New books bring artists and writers together

Published 15 September 2014

A quick look at some of the new titles which draw on the connection between art and the written word.

  • From the Autumn 2014 issue of RA Magazine, issued quarterly to Friends of the RA.

    “I know that clay, the damp and dirt of it, / The coolth along the bank, the grassy zest.” So wrote the late Seamus Heaney in a poem inspired by Banks of a Canal, Near Naples (c.1872) by French painter Gustave Caillebotte, reminding us that it is often poetry in which great art finds its equivalent.
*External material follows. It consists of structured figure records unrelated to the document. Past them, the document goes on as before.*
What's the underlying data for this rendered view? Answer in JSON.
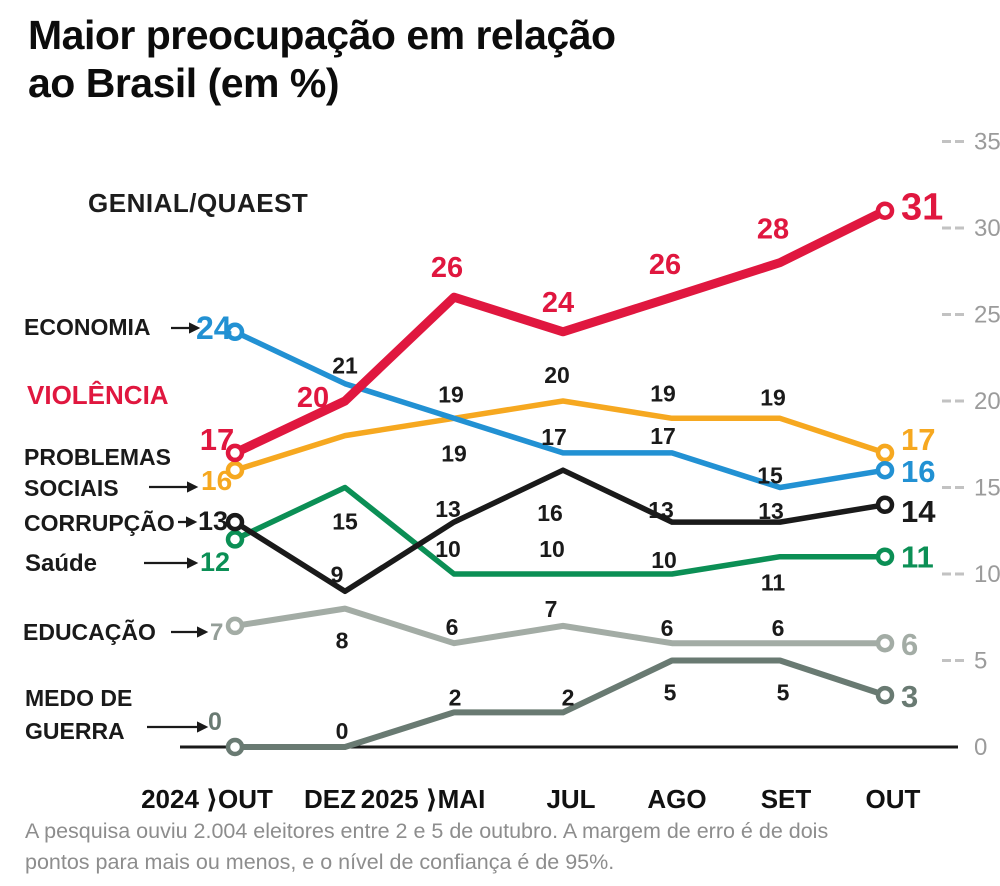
{
  "title": {
    "line1": "Maior preocupação em relação",
    "line2": "ao Brasil (em %)"
  },
  "source_label": "GENIAL/QUAEST",
  "footer": {
    "line1": "A pesquisa ouviu 2.004 eleitores entre 2 e 5 de outubro. A margem de erro é de dois",
    "line2": "pontos para mais ou menos, e o nível de confiança é de 95%."
  },
  "chart_data": {
    "type": "line",
    "title": "Maior preocupação em relação ao Brasil (em %)",
    "source": "GENIAL/QUAEST",
    "x_categories": [
      "2024 ⟩OUT",
      "DEZ",
      "2025 ⟩MAI",
      "JUL",
      "AGO",
      "SET",
      "OUT"
    ],
    "ylim": [
      0,
      35
    ],
    "yticks": [
      0,
      5,
      10,
      15,
      20,
      25,
      30,
      35
    ],
    "grid": false,
    "legend_position": "left",
    "series": [
      {
        "id": "economia",
        "name_lines": [
          "ECONOMIA"
        ],
        "color": "#2291d3",
        "values": [
          24,
          21,
          19,
          17,
          17,
          15,
          16
        ],
        "labels": [
          "24",
          "21",
          "19",
          "17",
          "17",
          "15",
          "16"
        ]
      },
      {
        "id": "violencia",
        "name_lines": [
          "VIOLÊNCIA"
        ],
        "color": "#e0173f",
        "values": [
          17,
          20,
          26,
          24,
          26,
          28,
          31
        ],
        "labels": [
          "17",
          "20",
          "26",
          "24",
          "26",
          "28",
          "31"
        ]
      },
      {
        "id": "problemas-sociais",
        "name_lines": [
          "PROBLEMAS",
          "SOCIAIS"
        ],
        "color": "#f6a820",
        "values": [
          16,
          18,
          19,
          20,
          19,
          19,
          17
        ],
        "labels": [
          "16",
          null,
          "19",
          "20",
          "19",
          "19",
          "17"
        ]
      },
      {
        "id": "corrupcao",
        "name_lines": [
          "CORRUPÇÃO"
        ],
        "color": "#1a1a1a",
        "values": [
          13,
          9,
          13,
          16,
          13,
          13,
          14
        ],
        "labels": [
          "13",
          "9",
          "13",
          "16",
          "13",
          "13",
          "14"
        ]
      },
      {
        "id": "saude",
        "name_lines": [
          "Saúde"
        ],
        "color": "#0b8f55",
        "values": [
          12,
          15,
          10,
          10,
          10,
          11,
          11
        ],
        "labels": [
          "12",
          "15",
          "10",
          "10",
          "10",
          "11",
          "11"
        ]
      },
      {
        "id": "educacao",
        "name_lines": [
          "EDUCAÇÃO"
        ],
        "color": "#a3aca5",
        "values": [
          7,
          8,
          6,
          7,
          6,
          6,
          6
        ],
        "labels": [
          "7",
          "8",
          "6",
          "7",
          "6",
          "6",
          "6"
        ]
      },
      {
        "id": "medo-de-guerra",
        "name_lines": [
          "MEDO DE",
          "GUERRA"
        ],
        "color": "#697a72",
        "values": [
          0,
          0,
          2,
          2,
          5,
          5,
          3
        ],
        "labels": [
          "0",
          "0",
          "2",
          "2",
          "5",
          "5",
          "3"
        ]
      }
    ]
  }
}
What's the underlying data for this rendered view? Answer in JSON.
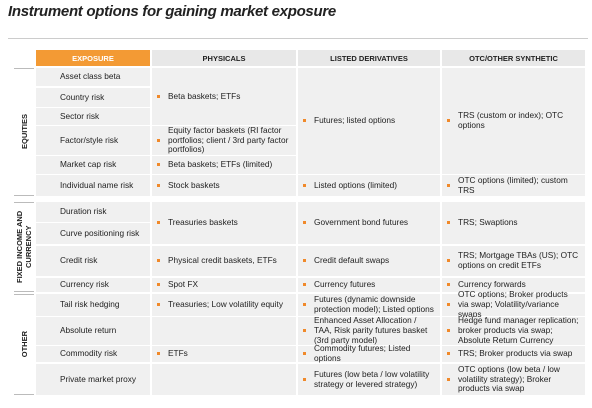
{
  "header": {
    "title": "Instrument options for gaining market exposure"
  },
  "table": {
    "columns": [
      "EXPOSURE",
      "PHYSICALS",
      "LISTED DERIVATIVES",
      "OTC/OTHER SYNTHETIC"
    ],
    "groups": [
      {
        "label": "EQUITIES",
        "rows": [
          "Asset class beta",
          "Country risk",
          "Sector risk",
          "Factor/style risk",
          "Market cap risk",
          "Individual name risk"
        ]
      },
      {
        "label": "FIXED INCOME AND CURRENCY",
        "rows": [
          "Duration risk",
          "Curve positioning risk",
          "Credit risk",
          "Currency risk"
        ]
      },
      {
        "label": "OTHER",
        "rows": [
          "Tail risk hedging",
          "Absolute return",
          "Commodity risk",
          "Private market proxy"
        ]
      }
    ],
    "physicals": [
      "Beta baskets; ETFs",
      "Equity factor baskets (RI factor portfolios; client / 3rd party factor portfolios)",
      "Beta baskets; ETFs (limited)",
      "Stock baskets",
      "Treasuries baskets",
      "Physical credit baskets, ETFs",
      "Spot FX",
      "Treasuries; Low volatility equity",
      "ETFs"
    ],
    "listed": [
      "Futures; listed options",
      "Listed options (limited)",
      "Government bond futures",
      "Credit default swaps",
      "Currency futures",
      "Futures (dynamic downside protection model); Listed options",
      "Enhanced Asset Allocation / TAA, Risk parity futures basket (3rd party model)",
      "Commodity futures; Listed options",
      "Futures (low beta / low volatility strategy or levered strategy)"
    ],
    "otc": [
      "TRS (custom or index); OTC options",
      "OTC options (limited); custom TRS",
      "TRS; Swaptions",
      "TRS; Mortgage TBAs (US); OTC options on credit ETFs",
      "Currency forwards",
      "OTC options; Broker products via swap; Volatility/variance swaps",
      "Hedge fund manager replication; broker products via swap; Absolute Return Currency",
      "TRS; Broker products via swap",
      "OTC options (low beta / low volatility strategy); Broker products via swap"
    ]
  }
}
    Heaney is one of more than 50 distinguished Irish writers who, in the new anthology Lines of Vision (Thames & Hudson, £19.95), respond to the National Gallery of Ireland’s art collection with works of their own. There has, of course, been a long standing love-in between poetry and painting, and Jenni Quilter’s New York School Painters & Poets (Rizzoli, £50) explores a fruitful period of their crossover during Abstract Expressionism, reproducing rare material that reveals the relationships between artists such as Willem de Kooning and poets such as Frank O’Hara.

    Artist and architect Charles Rennie Mackintosh becomes a subject for fiction in Esther Freud’s new novel Mr Mac and Me (Bloomsbury, £16.99), which focuses on the Scotsman’s stay in Suffolk during the First World War. RA Schools alumna Sarah Pickstone warms to an interdisciplinary theme in Park Notes (Daunt Books, £16.99) – the painter draws together works about Regent’s Park by artists and writers such as Sylvia Plath and Michael Landy RA. Other earthly paradises, from the gardens of ancient Egypt to those of the commuter belt, are meanwhile celebrated in text and artworks in the anthology Pleasures of the Garden (British Library, £20).